Cool a new thread ... so can post again.
In the now locked previous thread
LCA News and Discussions, Cainji asked the following important question that still needs answering viz.
Cain Marko wrote:
<snip>
Define fuel fraction please. I ask because I am quite confused about this. Also, please tell me why a twin engined bird necessarily has to compromise on FF. Does the flanker have a poor FF? I mean there is reason to believe that at one point F-18s did have better FF than Solah. I was under the impression that a larger internal fuel load (in proportion to empty weight) would contribute to greater FF. And in this regard, I see no such rule that two engines have to compromise on FF, MiG-31 is supposed to have excellent FF.
maitya wrote:
There-in lies the issue - two engines will have to compromise on fuel-fraction (irrespective of whatever level of engine-technology involved e.g. F18).
<snip>
First thing first - the defn etc.
As you know, the fuel fraction is defined as teh ratio of the weight of the fuel to the gross take-off weight of the craft (including propellant) excluding external stores and it's a key factor in determining aircraft range. A good write-up is there in Wiki itself :
Fuel fraction and
Aircraft Range
It determines the effective range of an aircraft and is dependent on various factors like LD ratio, SFC, amount of fuel available to propel (as opposed to lift the weight itself) i.e. cruise fuel fraction.

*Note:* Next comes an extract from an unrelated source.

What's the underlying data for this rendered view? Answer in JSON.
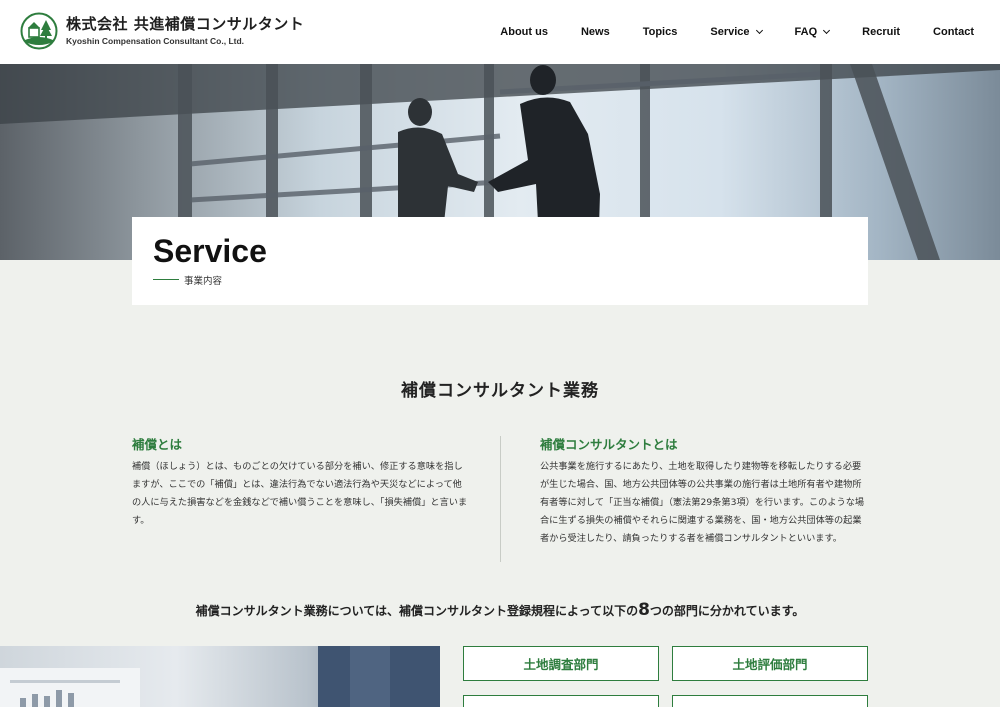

Ok, let's try and deconstruct this, one at time and to the best of my ability (which can be wrong, so pls correct me) - let's first look at the comparable stats between a double-engined aircraft (MiG-29A) and a single-engined F-16A (the one with PW engines, F100-PW-200, and not the later GE ones) - apples vs apples as much as we can, pls.
---------------------------MiG-29A---F16A
Dry-Thrust-(each)----------50kN------66KN
SFC-(each)-----------------75Kg/KNh--73Kg/KNh
Engine-Weight-------------1055Kg----1420Kg
Total-Weight-------------11000Kg----7390Kg
Fuel-Weight---------------3440Kg----3250Kg
Fuel-Weight:clean-weight-----23%-------31%
Engine-weight:Clean-weight---15%-------13%
TcWR (Thurst-to-Clean Weight-Ratio) both approx 0.7
So the key indicator/poser is why is that even after having almost comparable Dry SFC figures and a TcWR figures (of around 0.7) why does a twin-engined 29 has lower range than a single-engined F-16.
1) Weight Considerations:
Looking at the weight comparisons, one thing is pretty obvious, both F-16 and the 29s have very comparable weight structure except for the ratio of Internal fuel is to Clean weight (so only with max Internal Fuel) ~ 7-8%.

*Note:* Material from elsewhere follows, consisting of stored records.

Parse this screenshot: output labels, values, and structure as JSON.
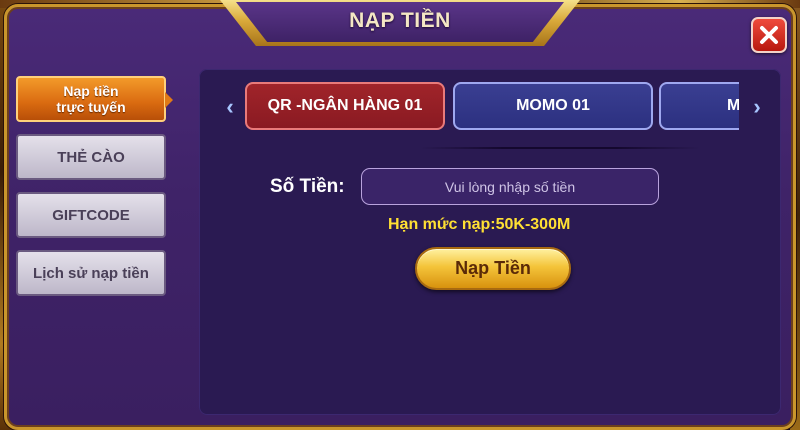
{
  "dialog": {
    "title": "NẠP TIỀN"
  },
  "sidebar": {
    "items": [
      {
        "label_line1": "Nạp tiền",
        "label_line2": "trực tuyến",
        "active": true
      },
      {
        "label": "THẺ CÀO"
      },
      {
        "label": "GIFTCODE"
      },
      {
        "label": "Lịch sử nạp tiền"
      }
    ]
  },
  "methods": {
    "tabs": [
      {
        "label": "QR -NGÂN HÀNG 01",
        "active": true
      },
      {
        "label": "MOMO 01"
      },
      {
        "label": "M"
      }
    ],
    "prev_icon": "chevron-left-icon",
    "next_icon": "chevron-right-icon"
  },
  "form": {
    "amount_label": "Số Tiền:",
    "amount_placeholder": "Vui lòng nhập số tiền",
    "amount_value": "",
    "limit_text": "Hạn mức nạp:50K-300M",
    "submit_label": "Nạp Tiền"
  },
  "colors": {
    "accent_gold": "#d9a93a",
    "active_side": "#e07a16",
    "active_tab": "#8a1a22",
    "tab_blue": "#2c3080",
    "limit_yellow": "#ffe033",
    "close_red": "#d12a1c"
  }
}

Ditto with F-18 vs F-16 comparison (haven't got the exact figures, but as Vina-ji says above).
There can be many reasons as to why this gap is there (including other factors like type of material used, weight of subsystems etc- though with around 3% composite usage in F-16 not sure if that's any deciding factor) but a large chunk of this % is also attributable to additional dead weight of plumbing, fuel mgmt and distn across two engines, so on and so forth.

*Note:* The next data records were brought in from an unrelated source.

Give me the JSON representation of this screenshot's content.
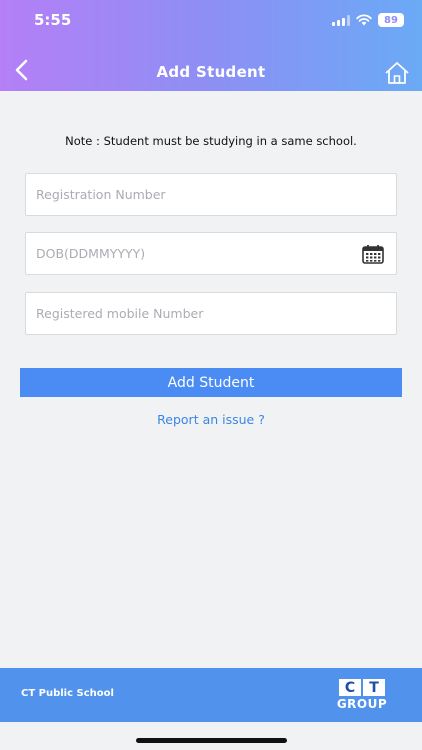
{
  "status_bar": {
    "time": "5:55",
    "battery": "89"
  },
  "header": {
    "title": "Add Student",
    "back_icon": "chevron-left-icon",
    "home_icon": "home-icon"
  },
  "note": "Note : Student must be studying in a same school.",
  "form": {
    "registration_placeholder": "Registration Number",
    "dob_placeholder": "DOB(DDMMYYYY)",
    "mobile_placeholder": "Registered mobile Number",
    "calendar_icon": "calendar-icon",
    "submit_label": "Add Student"
  },
  "report_link": "Report an issue ?",
  "footer": {
    "school_name": "CT Public School",
    "logo_letters": [
      "C",
      "T"
    ],
    "logo_group": "GROUP"
  },
  "colors": {
    "header_start": "#b57ff6",
    "header_end": "#6aaaf5",
    "button": "#4a8cf3",
    "link": "#3b86e4",
    "footer": "#5193ec"
  }
}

Another important point to consider is the % of engine weight compared to Clean weight (MiG-29 15% compared to 13% of F-16), which means 2% of the 9% is contributed by the addn engine itself.
So, on the ground (i.e. excluding flight characteristics), the proportion of fuel available for propulsion is less in a MiG-29A compared to that of a F-16A - and quite a bit of it is due to the complexities of having to cater for an additional engine etc.
2) Aerodynamic Consideration:
This is where it gets tricky - as Range (and thus Fuel Fraction) is directly proportional to the ratio of Lift Coeff to Drag Coeff (and inversely to wing surface area as well).
Plus SFC as well, but while comparing MiG-29 and F-16 with comparable SFCs, this can be ignored.
IMO (and speculating), any double engined aircraft (with two engines closely fitted) there's an additional penalty to be paid in the lifting-body lift (and drag) compared to a classical single-engined design like a F-16. Having said that, normally lifting-body lift is more dependent on the top surface of the body - which is not effected, except for a proportionate increase in area (than a single-engined plane) due to the constraints of trying to fit an additional engine? But increase in body-area normally increases the body-drag (skin-friction drag) impacting the body lift-to-drag ratio (thus impacting the range and thus the fuel fraction as well).
Experts need to provide some gyan on this.